The ruling Friday by U.S. Bankruptcy Judge Arthur J. Gonzalez comes 16 months after the company formerly known as WorldCom slid into disgrace after revealing it had fabricated $11 billion in profits.

It wasn’t immediately clear when the plan and MCI’s emergence from bankruptcy protection would officially take effect.

Judges often set an effective date between one and three months after approval.

The reorganization plan is designed to give MCI a fighting chance at survival in an industry besieged by fierce price wars, sluggish business spending and competing technologies such as cell phones and Internet-based calling.

But a freshly cleaned financial slate and a new name will not, however, suddenly sanitize the company’s sullied reputation or wipe away its legal troubles, including charges of securities fraud in the company’s accounting deception and a federal investigation into the company’s telephone call routing practices.

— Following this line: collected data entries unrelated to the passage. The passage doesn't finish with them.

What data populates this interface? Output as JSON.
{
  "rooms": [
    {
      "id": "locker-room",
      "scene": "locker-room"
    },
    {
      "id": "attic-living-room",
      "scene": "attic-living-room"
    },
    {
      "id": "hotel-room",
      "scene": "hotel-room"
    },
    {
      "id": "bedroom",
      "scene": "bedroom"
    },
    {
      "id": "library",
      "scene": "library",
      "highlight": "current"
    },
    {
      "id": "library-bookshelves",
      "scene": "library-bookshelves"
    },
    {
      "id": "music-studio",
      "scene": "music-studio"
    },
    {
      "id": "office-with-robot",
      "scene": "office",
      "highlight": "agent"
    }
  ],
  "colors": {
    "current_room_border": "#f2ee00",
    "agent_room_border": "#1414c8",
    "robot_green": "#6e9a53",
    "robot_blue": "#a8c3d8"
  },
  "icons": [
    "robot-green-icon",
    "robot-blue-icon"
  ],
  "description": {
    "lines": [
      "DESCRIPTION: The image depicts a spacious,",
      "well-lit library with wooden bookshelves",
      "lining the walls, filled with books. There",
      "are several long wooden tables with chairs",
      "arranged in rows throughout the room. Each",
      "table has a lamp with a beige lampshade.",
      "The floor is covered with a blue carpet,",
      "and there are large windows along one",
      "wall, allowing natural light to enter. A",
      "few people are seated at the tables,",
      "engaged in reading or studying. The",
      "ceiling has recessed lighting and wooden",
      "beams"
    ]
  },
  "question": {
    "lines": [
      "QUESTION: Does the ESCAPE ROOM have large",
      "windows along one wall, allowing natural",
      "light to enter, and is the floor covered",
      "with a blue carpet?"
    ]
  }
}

Still, MCI emphasized Friday that it is a much different company now.

“We have spent the past 10 months building a world-class board of directors, recruiting seven new key executives, including a CFO (chief financial officer), a COO (chief operating officer), a general counsel and a chief ethics officer, and instituting a standard-setting corporate governance structure,” Michael Capellas, MCI chairman and chief executive, said Friday.

MCI remains the nation’s second biggest provider of long-distance and other communications services for consumers and businesses.